Il TAR Milano ricorda che, in base al principio del favor partecipationis che connota le procedure concorsuali e impedisce limitazioni artificiose alla concorrenza, nel caso in cui non ci si trovi al cospetto di clausole di portata chiara e inequivoca, si deve sempre procedere a una interpretazione che favorisca la massima partecipazione alle gare pubbliche a tutela del principio di concorrenza: più nello specifico, non può essere disposta l’esclusione da una gara in base a una disposizione di non univoca interpretazione, visto che, a fronte di più possibili interpretazioni di una clausola della lex specialis, di cui una avente quale effetto l’esclusione dalla gara e una tale da consentire la permanenza del concorrente, non può legittimamente aderirsi all’opzione che comporterebbe l’esclusione dalla gara.

TAR Lombardia, Milano, Sez. IV, n. 2496 del 26 ottobre 2023


Il TAR Milano aderisce all’orientamento giurisprudenziale secondo il quale «(cfr., ex plurimis, Cons. Stato, Sez.
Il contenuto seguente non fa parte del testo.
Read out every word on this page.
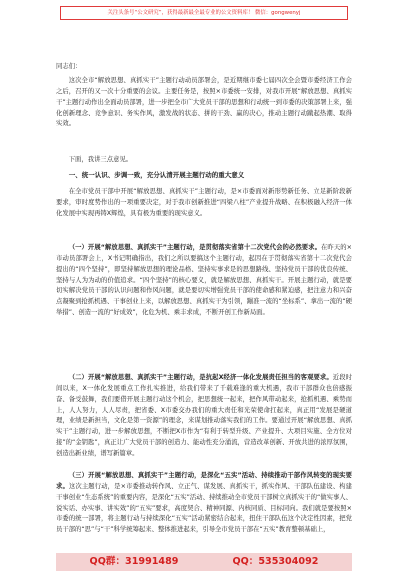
关注头条号“公文研究”，获得最新最全最专业的公文资料库！ 微信：gongwenyj

同志们：

这次全市“解放思想、真抓实干”主题行动动员部署会，是近期继市委七届四次全会暨市委经济工作会之后，召开的又一次十分重要的会议。主要任务是，按照×市委统一安排，对我市开展“解放思想、真抓实干”主题行动作出全面动员部署，进一步把全市广大党员干部的思想和行动统一到市委的决策部署上来，强化创新理念、竞争意识、务实作风，激发战的状态、拼的干劲、赢的决心，推动主题行动蹴起热潮、取得实效。

下面，我讲三点意见。

一、统一认识、步调一致，充分认清开展主题行动的重大意义

在全市党员干部中开展“解放思想、真抓实干”主题行动，是×市委面对新形势新任务、立足新阶段新要求，审时度势作出的一项重要决定，对于我市创新推进“四梁八柱”产业提升战略、在积极融入经济一体化发展中实现再铸X辉煌，具有极为重要的现实意义。

（一）开展“解放思想、真抓实干”主题行动，是贯彻落实省第十二次党代会的必然要求。在昨天的×市动员部署会上，X书记明确指出，我们之所以要搞这个主题行动，起因在于贯彻落实省第十二次党代会提出的“四个坚持”，即坚持解放思想的理论品格、坚持实事求是的思想路线、坚持党员干部的优良传统、坚持与人为为动的价值追求。“四个坚持”的核心要义，就是解放思想、真抓实干。开展主题行动，就是要切实解决党员干部的认识问题和作风问题，就是要切实增强党员干部的使命感和紧迫感，把注意力和兴奋点凝聚到抢抓机遇、干事创业上来，以解放思想、真抓实干为引领，蹦准一流的“坐标系”、拿出一流的“硬举措”、创造一流的“好成效”，化危为机、乘丰求成，不断开创工作新局面。

（二）开展“解放思想、真抓实干”主题行动，是抗起X经济一体化发展责任担当的客观要求。近段时间以来，X一体化发展重点工作扎实推进，给我们带来了千载难逢的重大机遇，我市干部群众也倍感振奋、备受鼓舞，我们要借开展主题行动这个机会，把思想统一起来，把作风带动起来，抢抓机遇、乘势而上，人人努力，人人尽责，把省委、X市委交办我们的重大责任和光荣使命扛起来，真正用“发展是硬道理，业绩是新担当，文化是第一资源”的理念，来谋划推动落实我们的工作。要通过开展“解放思想、真抓实干”主题行动，进一步解放思想，不断把X市作为“有利于转型升级、产业提升、大项目实施、全方位对接”的“金钥匙”，真正让广大党员干部的创造力、能动性充分涌流，营造改革创新、开放共进的浓厚氛围，创造出新业绩，谱写新篇章。

（三）开展“解放思想、真抓实干”主题行动，是深化“五实”活动、持续推动干部作风转变的现实要求。这次主题行动，是×市委推动转作风、立正气、谋发展、真抓实干，抓实作风、干部队伍建设、构建干事创业“生态系统”的重要内容，是深化“五实”活动、持续推动全市党员干部树立真抓实干的“做实事人、说实话、办实事、讲实效”的“五实”要求，高度契合、精神同源、内核同质、目标同向。我们就是要按照×市委的统一部署，将主题行动与持续深化“五实”活动紧密结合起来，扭住干部队伍这个决定性因素，把党员干部的“思”与“干”科学统筹起来、整体推进起来，引导全市党员干部在“五实”教育整顿基础上，

QQ群：31991489	QQ：535304092
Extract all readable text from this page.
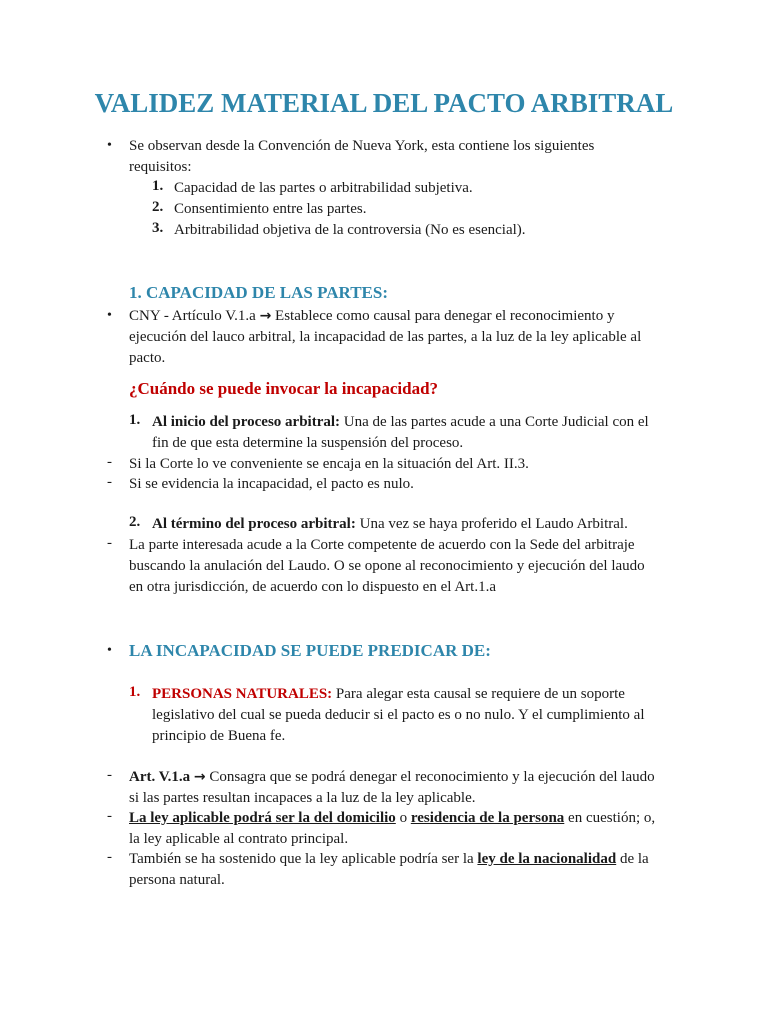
VALIDEZ MATERIAL DEL PACTO ARBITRAL
• Se observan desde la Convención de Nueva York, esta contiene los siguientes
requisitos:
1. Capacidad de las partes o arbitrabilidad subjetiva.
2. Consentimiento entre las partes.
3. Arbitrabilidad objetiva de la controversia (No es esencial).
1. CAPACIDAD DE LAS PARTES:
• CNY - Artículo V.1.a → Establece como causal para denegar el reconocimiento y
ejecución del lauco arbitral, la incapacidad de las partes, a la luz de la ley aplicable al
pacto.
¿Cuándo se puede invocar la incapacidad?
1. Al inicio del proceso arbitral: Una de las partes acude a una Corte Judicial con el
fin de que esta determine la suspensión del proceso.
- Si la Corte lo ve conveniente se encaja en la situación del Art. II.3.
- Si se evidencia la incapacidad, el pacto es nulo.
2. Al término del proceso arbitral: Una vez se haya proferido el Laudo Arbitral.
- La parte interesada acude a la Corte competente de acuerdo con la Sede del arbitraje
buscando la anulación del Laudo. O se opone al reconocimiento y ejecución del laudo
en otra jurisdicción, de acuerdo con lo dispuesto en el Art.1.a
• LA INCAPACIDAD SE PUEDE PREDICAR DE:
1. PERSONAS NATURALES: Para alegar esta causal se requiere de un soporte
legislativo del cual se pueda deducir si el pacto es o no nulo. Y el cumplimiento al
principio de Buena fe.
- Art. V.1.a → Consagra que se podrá denegar el reconocimiento y la ejecución del laudo
si las partes resultan incapaces a la luz de la ley aplicable.
- La ley aplicable podrá ser la del domicilio o residencia de la persona en cuestión; o,
la ley aplicable al contrato principal.
- También se ha sostenido que la ley aplicable podría ser la ley de la nacionalidad de la
persona natural.
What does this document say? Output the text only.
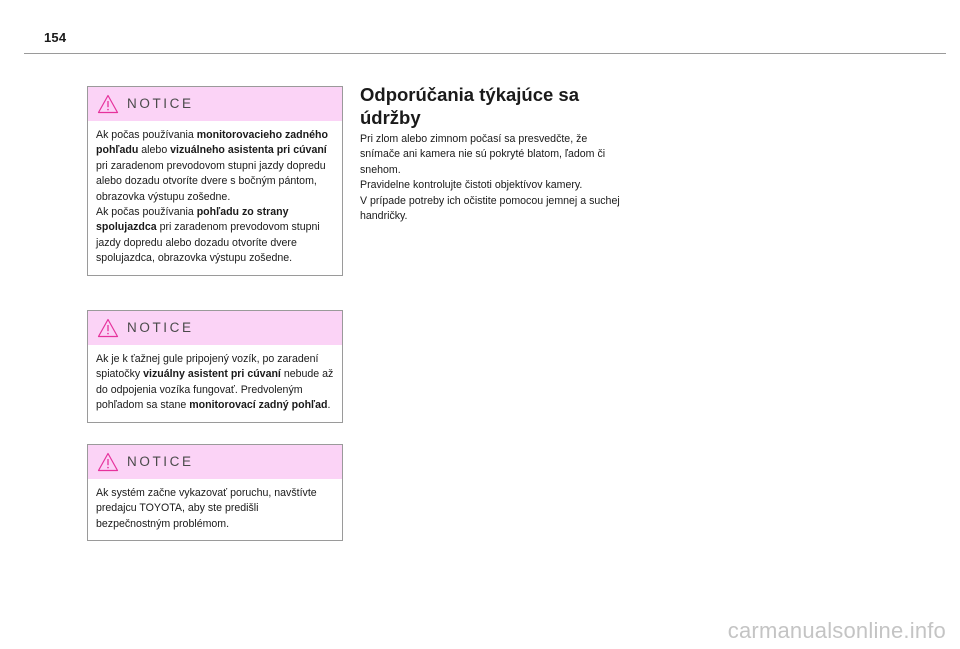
154
NOTICE
Ak počas používania monitorovacieho zadného pohľadu alebo vizuálneho asistenta pri cúvaní pri zaradenom prevodovom stupni jazdy dopredu alebo dozadu otvoríte dvere s bočným pántom, obrazovka výstupu zošedne.
Ak počas používania pohľadu zo strany spolujazdca pri zaradenom prevodovom stupni jazdy dopredu alebo dozadu otvoríte dvere spolujazdca, obrazovka výstupu zošedne.
NOTICE
Ak je k ťažnej gule pripojený vozík, po zaradení spiatočky vizuálny asistent pri cúvaní nebude až do odpojenia vozíka fungovať. Predvoleným pohľadom sa stane monitorovací zadný pohľad.
NOTICE
Ak systém začne vykazovať poruchu, navštívte predajcu TOYOTA, aby ste predišli bezpečnostným problémom.
Odporúčania týkajúce sa údržby

Pri zlom alebo zimnom počasí sa presvedčte, že snímače ani kamera nie sú pokryté blatom, ľadom či snehom.

Pravidelne kontrolujte čistoti objektívov kamery.

V prípade potreby ich očistite pomocou jemnej a suchej handričky.

carmanualsonline.info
V, 7 luglio 2018, n. 4849), in tema di criteri di interpretazione dei bandi di gara, deve farsi applicazione del principio “per il quale ‘l'interpretazione degli atti amministrativi, ivi compreso il bando ‘de quo’, soggiace alle stesse regole dettate dall'art. 1362 e ss. c.c. per l'interpretazione dei contratti, tra le quali assume carattere preminente quella collegata all'interpretazione letterale, in quanto compatibile con il provvedimento amministrativo, perché gli effetti degli atti amministrativi devono essere individuati solo in base a ciò che il destinatario può ragionevolmente intendere, anche in ragione del principio costituzionale di buon andamento, che impone alla P.A. di operare in modo chiaro e lineare, tale da fornire ai cittadini regole di condotte certe e sicure, soprattutto quando da esse possano derivare conseguenze negative" (così, tra le tante, Cons. Stato, V, 13 gennaio 2014 n. 72); con la conseguenza che ‘la dovuta prevalenza da attribuire alle espressioni letterali, se chiare, contenute nel bando esclude ogni ulteriore procedimento ermeneutico per rintracciare pretesi significati ulteriori e preclude ogni un'estensione analogica intesa ad evidenziare significati inespressi e impliciti, che rischierebbe di vulnerare l'affidamento dei partecipanti, la par condicio dei concorrenti e l'esigenza della più ampia partecipazione; mentre invece le ragioni immanenti, di matrice eurounitaria, di garanzia della concorrenza che presiedono al settore delle commesse pubbliche vogliono favorire la massima partecipazione delle imprese alla selezione, perché attraverso la massima partecipazione è raggiungibile il miglior risultato non solo per il mercato in sé, ma per la stessa amministrazione appaltante (cfr. Cons. Stato, V, 15 luglio 2013, n. 3811)’ (così Cons. Stato, V, 12 settembre 2017, n. 4307)”».

TAR Lombardia, Milano, Sez. II, n. 1921 del 14 ottobre 2020.
La decisione è consultabile sul sito istituzionale della Giustizia Amministrativa, sezione decisioni e pareri.